The accumulation of advanced glycation endproducts in older adults — “AGEing” — is also involved in neurodegenerative disorders. These compounds develop when foods are cooked at high heat (like grilling, barbecuing, or frying), causing the proteins or fats in the food to “stick” to sugars in the bloodstream — also known as glycation. AGEs are considered toxic to the brain, as they create high amounts of oxidative stress and neuroinflammation by altering the structure and function of proteins. Although AGEs can develop from high-heat cooking of all meats, processed red meats are particularly susceptible to developing these harmful compounds — one study found that fried bacon had 20 times more AGEs than fried pork chops.

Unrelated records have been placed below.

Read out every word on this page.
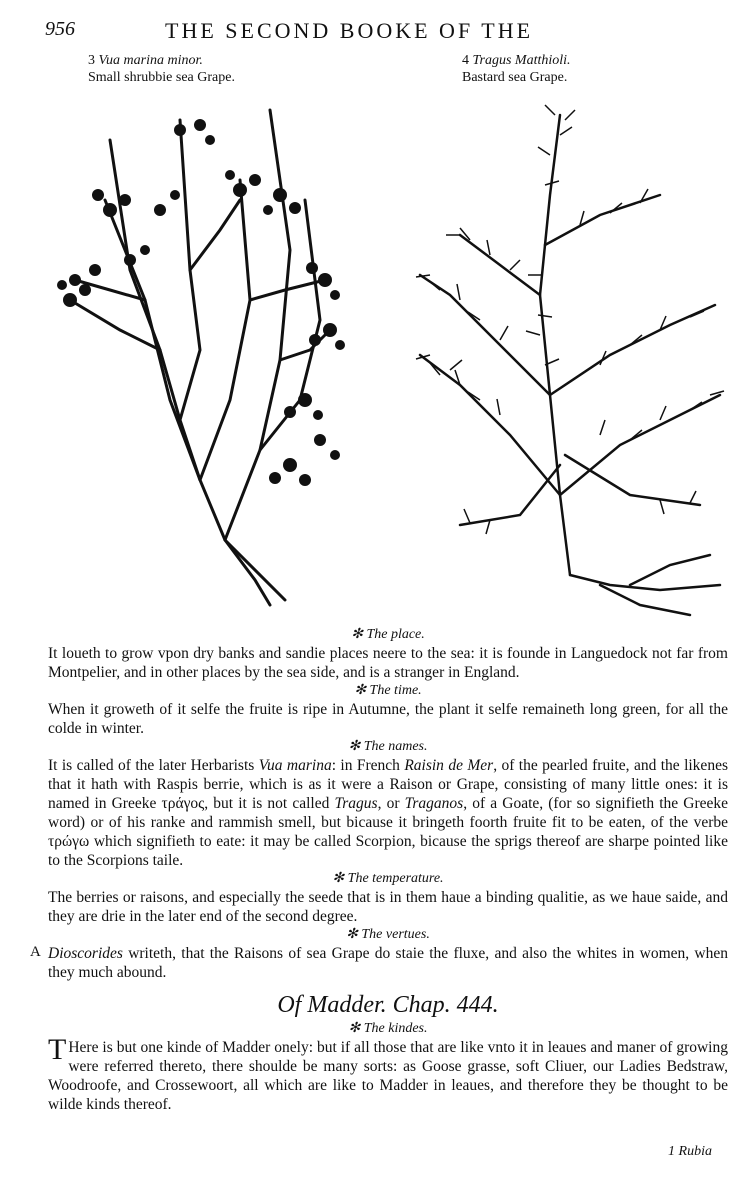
956	THE SECOND BOOKE OF THE
3 Vua marina minor.
Small shrubbie sea Grape.
4 Tragus Matthioli.
Bastard sea Grape.
✻ The place.

It loueth to grow vpon dry banks and sandie places neere to the sea: it is founde in Languedock not far from Montpelier, and in other places by the sea side, and is a stranger in England.

✻ The time.

When it groweth of it selfe the fruite is ripe in Autumne, the plant it selfe remaineth long green, for all the colde in winter.

✻ The names.

It is called of the later Herbarists Vua marina: in French Raisin de Mer, of the pearled fruite, and the likenes that it hath with Raspis berrie, which is as it were a Raison or Grape, consisting of many little ones: it is named in Greeke τράγος, but it is not called Tragus, or Traganos, of a Goate, (for so signifieth the Greeke word) or of his ranke and rammish smell, but bicause it bringeth foorth fruite fit to be eaten, of the verbe τρώγω which signifieth to eate: it may be called Scorpion, bicause the sprigs thereof are sharpe pointed like to the Scorpions taile.

✻ The temperature.

The berries or raisons, and especially the seede that is in them haue a binding qualitie, as we haue saide, and they are drie in the later end of the second degree.

✻ The vertues.
A Dioscorides writeth, that the Raisons of sea Grape do staie the fluxe, and also the whites in women, when they much abound.

Of Madder. Chap. 444.
✻ The kindes.

T Here is but one kinde of Madder onely: but if all those that are like vnto it in leaues and maner of growing were referred thereto, there shoulde be many sorts: as Goose grasse, soft Cliuer, our Ladies Bedstraw, Woodroofe, and Crossewoort, all which are like to Madder in leaues, and therefore they be thought to be wilde kinds thereof.

1 Rubia
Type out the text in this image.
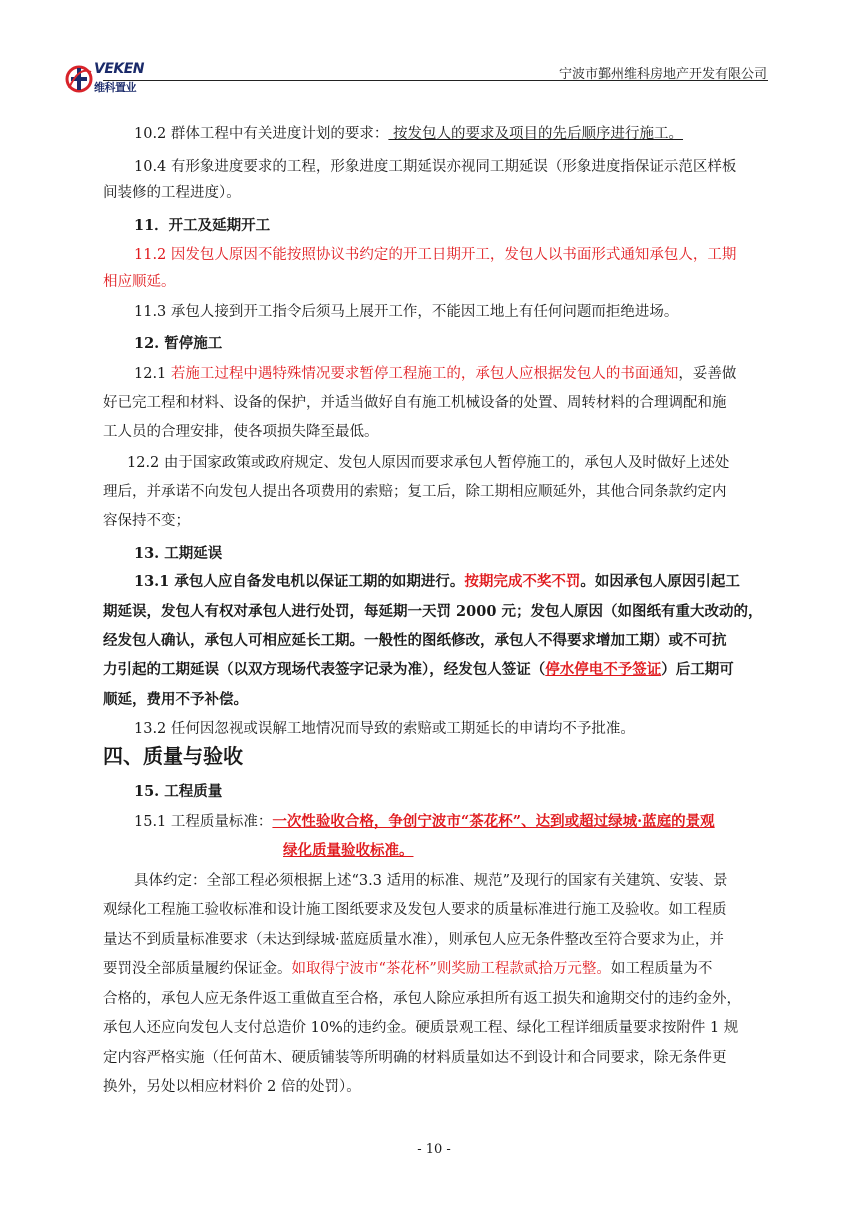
VEKEN
维科置业
宁波市鄞州维科房地产开发有限公司
10.2 群体工程中有关进度计划的要求： 按发包人的要求及项目的先后顺序进行施工。
10.4 有形象进度要求的工程，形象进度工期延误亦视同工期延误（形象进度指保证示范区样板
间装修的工程进度）。
11．开工及延期开工
11.2 因发包人原因不能按照协议书约定的开工日期开工，发包人以书面形式通知承包人，工期
相应顺延。
11.3 承包人接到开工指令后须马上展开工作，不能因工地上有任何问题而拒绝进场。
12. 暂停施工
12.1 若施工过程中遇特殊情况要求暂停工程施工的，承包人应根据发包人的书面通知，妥善做
好已完工程和材料、设备的保护，并适当做好自有施工机械设备的处置、周转材料的合理调配和施
工人员的合理安排，使各项损失降至最低。
12.2 由于国家政策或政府规定、发包人原因而要求承包人暂停施工的，承包人及时做好上述处
理后，并承诺不向发包人提出各项费用的索赔；复工后，除工期相应顺延外，其他合同条款约定内
容保持不变；
13. 工期延误
13.1 承包人应自备发电机以保证工期的如期进行。按期完成不奖不罚。如因承包人原因引起工
期延误，发包人有权对承包人进行处罚，每延期一天罚 2000 元；发包人原因（如图纸有重大改动的，
经发包人确认，承包人可相应延长工期。一般性的图纸修改，承包人不得要求增加工期）或不可抗
力引起的工期延误（以双方现场代表签字记录为准），经发包人签证（停水停电不予签证）后工期可
顺延，费用不予补偿。
13.2 任何因忽视或误解工地情况而导致的索赔或工期延长的申请均不予批准。
四、质量与验收
15. 工程质量
15.1 工程质量标准：一次性验收合格，争创宁波市“茶花杯”、达到或超过绿城·蓝庭的景观
绿化质量验收标准。
具体约定：全部工程必须根据上述“3.3 适用的标准、规范”及现行的国家有关建筑、安装、景
观绿化工程施工验收标准和设计施工图纸要求及发包人要求的质量标准进行施工及验收。如工程质
量达不到质量标准要求（未达到绿城·蓝庭质量水准），则承包人应无条件整改至符合要求为止，并
要罚没全部质量履约保证金。如取得宁波市“茶花杯”则奖励工程款贰拾万元整。如工程质量为不
合格的，承包人应无条件返工重做直至合格，承包人除应承担所有返工损失和逾期交付的违约金外，
承包人还应向发包人支付总造价 10%的违约金。硬质景观工程、绿化工程详细质量要求按附件 1 规
定内容严格实施（任何苗木、硬质铺装等所明确的材料质量如达不到设计和合同要求，除无条件更
换外，另处以相应材料价 2 倍的处罚）。
- 10 -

Lastly, the high sodium content may be another reason why these foods increase dementia risk, as salt is added to processed meats for preservation and curing. High salt intake increases the risk of high blood pressure, which also plays a role in neurodegenerative diseases. One study with animals found that long-term high-salt consumption led to reduced blood flow in the brain, memory and learning deficits, and cognitive impairment.
Does This Mean Sayonara to Sausage Forever?
With this study comes a greater understanding of the differences between the meat we eat and our risk of dementia in the future. However, this research has some limitations, such as the lack of diversity (95% of the participants were white) and the notorious unreliability of self-reported dietary data — after all, think about how accurately you could detail the quantities and types of foods you recently ate. Plus, it’s important to note that correlation does not equal causation — as stated by Professor Paul Matthews at the UK Dementia Research Institute, “Risk as defined in this study means association, but does not provide evidence that eating processed meat causes dementia.” Despite these drawbacks, this research adds to the evidence of the health-harming effects of processed red meats, while uncovering new data on how unprocessed meats may protect cognition with age.
Although it doesn’t necessarily mean that you can never eat bacon or sausage again, this study implies that it would be wise to limit your consumption of meats from the processed section — especially not eating them on a daily basis. As summarized by one author of this study, Professor Cade, “Anything we can do to explore potential risk factors for dementia may help us to reduce rates of this debilitating condition. This analysis is a first step towards understanding whether what we eat could influence that risk."